Quand il y a succession c’est souvent que la loi n’est pas applicable ou appliquée, ou encore qu’elle n’a pas été faite pour être vraiment appliquée. Souvent il s’agit simplement de manifestation destinée à une opinion publique. On l’a vu par exemple avec l’histoire de la Marseillaise à l’école. Contrairement à ce que l’on pense la connaissance par coeur de la Marseillaise n’est pas liée au régime républicain. Il faut attendre 1911 pour qu’une simple circulaire dise qu’il faut l’apprendre dans les écoles. Circulaire réitérée à la Libération. En 1985, Chevènement l’a rendu obligatoire mais seulement au CP. On peut se demander si on visait vraiment une éducation avec ces textes. Récemment les amendements à la loi Blanquer sur l’affichage de la Marseillaise et des drapeaux dans les salles de classe étaient une inflation voulue par E Ciotti. JM Blanquer s’y est plié. Mais j’ai des doutes que ce soit appliqué dans toutes les classes. C’est surtout de l’affichage pour les parents ou l’opinion. On ne se préoccupe pas vraiment de ce qu’en pensent les élèves et des effets sur eux.
Vous avez été associé aux réflexions qui ont suivi les attentats de 2015. Un équivalent du SNU a t-il été envisagé à ce moment ?
Pas du tout. J’ai participé à la réunion initiée par N Vallaud Belkacem où s’étaient retrouvés de nombreux anciens ministres de l’éducation nationale. Des diagnostics ont été évoqués mais pas du tout quelque chose de l’ordre du SNU par qui que ce soit. Dans les semaines qui ont suivi il y a eu des demandes de débat en classe mais rien qui relève d’un dispositif de mise au pas comme le SNU.

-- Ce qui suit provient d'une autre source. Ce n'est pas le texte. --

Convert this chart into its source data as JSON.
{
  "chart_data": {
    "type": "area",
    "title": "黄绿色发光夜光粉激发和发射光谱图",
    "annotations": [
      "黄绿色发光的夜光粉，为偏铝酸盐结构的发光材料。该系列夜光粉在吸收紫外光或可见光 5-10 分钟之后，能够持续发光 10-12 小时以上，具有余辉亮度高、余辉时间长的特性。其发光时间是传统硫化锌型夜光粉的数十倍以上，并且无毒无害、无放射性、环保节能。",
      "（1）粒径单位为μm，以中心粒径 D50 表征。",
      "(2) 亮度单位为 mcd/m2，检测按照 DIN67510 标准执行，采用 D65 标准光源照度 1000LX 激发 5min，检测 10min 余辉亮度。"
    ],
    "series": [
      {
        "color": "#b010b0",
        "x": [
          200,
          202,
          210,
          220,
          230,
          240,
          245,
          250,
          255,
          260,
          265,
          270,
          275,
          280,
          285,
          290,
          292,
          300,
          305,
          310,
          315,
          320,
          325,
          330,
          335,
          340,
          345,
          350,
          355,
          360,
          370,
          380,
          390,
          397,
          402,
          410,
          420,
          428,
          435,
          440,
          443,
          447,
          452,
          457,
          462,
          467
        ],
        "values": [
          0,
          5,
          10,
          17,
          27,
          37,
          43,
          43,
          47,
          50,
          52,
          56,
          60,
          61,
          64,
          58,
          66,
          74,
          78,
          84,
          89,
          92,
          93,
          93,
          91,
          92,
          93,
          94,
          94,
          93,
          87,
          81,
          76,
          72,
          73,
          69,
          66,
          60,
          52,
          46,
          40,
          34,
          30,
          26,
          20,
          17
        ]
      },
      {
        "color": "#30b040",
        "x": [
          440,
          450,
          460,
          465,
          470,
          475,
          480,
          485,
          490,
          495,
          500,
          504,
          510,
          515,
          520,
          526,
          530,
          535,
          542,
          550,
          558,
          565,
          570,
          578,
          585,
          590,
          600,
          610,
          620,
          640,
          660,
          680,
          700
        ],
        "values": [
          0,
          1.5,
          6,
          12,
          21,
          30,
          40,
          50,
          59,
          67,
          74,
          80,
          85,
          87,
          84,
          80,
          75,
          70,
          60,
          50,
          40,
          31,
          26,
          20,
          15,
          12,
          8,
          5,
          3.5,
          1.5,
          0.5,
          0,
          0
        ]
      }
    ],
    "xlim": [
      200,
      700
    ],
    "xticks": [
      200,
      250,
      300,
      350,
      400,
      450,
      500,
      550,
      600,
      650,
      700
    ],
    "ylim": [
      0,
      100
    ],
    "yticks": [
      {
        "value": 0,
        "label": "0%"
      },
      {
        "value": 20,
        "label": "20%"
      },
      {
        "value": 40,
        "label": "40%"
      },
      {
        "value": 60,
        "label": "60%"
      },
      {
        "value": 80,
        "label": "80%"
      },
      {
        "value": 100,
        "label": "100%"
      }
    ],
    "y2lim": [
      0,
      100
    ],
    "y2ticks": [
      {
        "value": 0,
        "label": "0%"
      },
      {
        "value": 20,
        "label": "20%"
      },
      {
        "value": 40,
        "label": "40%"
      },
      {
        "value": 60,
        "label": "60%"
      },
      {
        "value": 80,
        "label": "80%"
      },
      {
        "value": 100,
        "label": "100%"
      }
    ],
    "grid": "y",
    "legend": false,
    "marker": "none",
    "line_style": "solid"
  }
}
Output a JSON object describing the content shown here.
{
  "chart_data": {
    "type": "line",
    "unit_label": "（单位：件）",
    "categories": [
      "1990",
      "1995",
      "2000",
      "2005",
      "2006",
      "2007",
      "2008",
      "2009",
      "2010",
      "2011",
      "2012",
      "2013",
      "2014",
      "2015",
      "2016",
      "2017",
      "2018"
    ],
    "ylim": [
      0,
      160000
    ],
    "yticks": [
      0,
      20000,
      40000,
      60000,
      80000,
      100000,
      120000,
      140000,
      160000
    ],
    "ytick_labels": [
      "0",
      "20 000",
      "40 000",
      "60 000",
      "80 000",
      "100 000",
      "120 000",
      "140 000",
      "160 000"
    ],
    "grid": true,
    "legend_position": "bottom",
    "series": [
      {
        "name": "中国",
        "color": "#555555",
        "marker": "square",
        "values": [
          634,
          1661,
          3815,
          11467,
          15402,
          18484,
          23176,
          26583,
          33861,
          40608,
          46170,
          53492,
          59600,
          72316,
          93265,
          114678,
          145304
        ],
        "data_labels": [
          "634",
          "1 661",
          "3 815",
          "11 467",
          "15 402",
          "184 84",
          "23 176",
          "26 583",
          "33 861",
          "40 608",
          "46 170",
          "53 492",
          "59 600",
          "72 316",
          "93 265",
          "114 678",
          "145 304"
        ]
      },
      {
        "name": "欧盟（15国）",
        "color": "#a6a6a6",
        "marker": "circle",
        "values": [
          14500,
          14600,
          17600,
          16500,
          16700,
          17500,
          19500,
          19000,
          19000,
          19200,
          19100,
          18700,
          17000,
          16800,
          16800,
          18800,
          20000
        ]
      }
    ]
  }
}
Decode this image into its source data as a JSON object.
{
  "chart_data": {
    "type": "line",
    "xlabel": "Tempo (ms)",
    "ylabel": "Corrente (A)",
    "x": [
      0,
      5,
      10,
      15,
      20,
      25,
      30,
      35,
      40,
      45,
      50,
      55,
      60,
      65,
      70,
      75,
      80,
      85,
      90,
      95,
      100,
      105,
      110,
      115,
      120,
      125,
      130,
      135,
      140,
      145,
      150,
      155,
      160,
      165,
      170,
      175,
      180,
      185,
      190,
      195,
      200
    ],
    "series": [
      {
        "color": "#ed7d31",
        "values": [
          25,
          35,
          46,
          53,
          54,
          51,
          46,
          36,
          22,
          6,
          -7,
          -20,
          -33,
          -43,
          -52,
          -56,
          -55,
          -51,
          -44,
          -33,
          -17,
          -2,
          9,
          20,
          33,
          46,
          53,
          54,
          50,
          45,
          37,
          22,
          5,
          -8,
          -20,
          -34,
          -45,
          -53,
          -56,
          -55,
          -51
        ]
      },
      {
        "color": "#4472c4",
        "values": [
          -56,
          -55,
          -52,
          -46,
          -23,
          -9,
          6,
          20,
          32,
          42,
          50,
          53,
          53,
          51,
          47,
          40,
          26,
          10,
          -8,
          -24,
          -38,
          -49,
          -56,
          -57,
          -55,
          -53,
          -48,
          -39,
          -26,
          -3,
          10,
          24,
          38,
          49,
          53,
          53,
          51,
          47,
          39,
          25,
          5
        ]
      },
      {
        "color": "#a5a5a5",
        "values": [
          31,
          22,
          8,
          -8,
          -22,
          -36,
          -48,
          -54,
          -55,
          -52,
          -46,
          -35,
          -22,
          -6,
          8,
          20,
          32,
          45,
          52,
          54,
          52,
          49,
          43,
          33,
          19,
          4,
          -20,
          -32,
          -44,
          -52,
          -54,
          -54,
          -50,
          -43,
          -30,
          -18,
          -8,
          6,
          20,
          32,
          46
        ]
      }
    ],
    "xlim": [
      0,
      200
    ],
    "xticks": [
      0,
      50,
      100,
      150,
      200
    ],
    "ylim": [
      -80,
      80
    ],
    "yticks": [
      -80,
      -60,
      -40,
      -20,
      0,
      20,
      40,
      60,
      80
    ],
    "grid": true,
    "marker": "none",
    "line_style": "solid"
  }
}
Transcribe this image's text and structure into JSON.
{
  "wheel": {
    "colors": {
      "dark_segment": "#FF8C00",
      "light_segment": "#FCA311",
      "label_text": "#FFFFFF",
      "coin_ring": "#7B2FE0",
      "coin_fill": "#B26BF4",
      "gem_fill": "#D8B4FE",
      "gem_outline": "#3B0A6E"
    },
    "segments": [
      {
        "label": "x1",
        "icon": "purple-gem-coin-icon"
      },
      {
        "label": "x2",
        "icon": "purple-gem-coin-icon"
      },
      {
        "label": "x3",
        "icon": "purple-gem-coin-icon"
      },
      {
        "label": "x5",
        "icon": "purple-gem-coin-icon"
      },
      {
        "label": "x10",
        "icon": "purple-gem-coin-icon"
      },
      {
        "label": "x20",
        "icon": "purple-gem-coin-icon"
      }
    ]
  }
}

Ce souci d’unifier la jeunesse dans une sorte de mouvement de jeunesse unique et obligatoire est nouveau ?
Indirectement sous Pétain des mouvements de jeunesse ont été branchés sur l’Etat. Mais ce qui me frappe dans cette affaire c’est qu’on oublie la dimension lancée par E Macron et JM Blanquer. Le 26 septembre 2017, E Macron disait : « l’Europe doit être cet espace où tout étudiant devrait parler deux langues européennes ». Le 22 mai 2018, à l’Assemblée nationale, JM Blanquer disait qu’il a élaboré une stratégie avec E Macron dont l’axe central est qu’à l’horizon 2024 chaque étudiant parle deux langues européennes autres que la sienne et que « la moitié d’une classe d’âge devra avoir passé au moins 6 mois dans un autre pays européen ». Qu’est devenue cette politique d’E Macron ? Dans son idée le SNU est-il franco-français ou européen ? Quels sont ses objectifs ? E Macron et le ministère ont-ils abandonné la dimension européenne ambitieuse qu’ils avaient ?
Au regard des valeurs de la République, quelle différence voyez-vous entre ce projet de SNU et l’EMC ?
Elle est gigantesque ! Dans le contexte de la Libération, le plan Langevin Wallon ne prévoyait rien de comparable au SNU. Bien qu’issu de la Résistance, il n’avait aucune vue nationaliste ou militaire. Au contraire il insistait sur le fait que l’éducation civique doit faire que les activités scolaires « s’organisent de telle sorte que tous les élèves aient alternativement des responsabilités de direction et d’exécution ». L’EMC ne se fait pas par des discours mais des pratiques qui ne sont pas de subordination. Pourtant le pays en 1945 sortait d’une grande épreuve sur le plan du nationalisme. Ce qui a été envisagé ensuite sous Peillon pour l’EMC allait dans cette direction et pas du tout vers une forme militaire c’est à dire de subordination. Cela devrait nous faire réfléchir.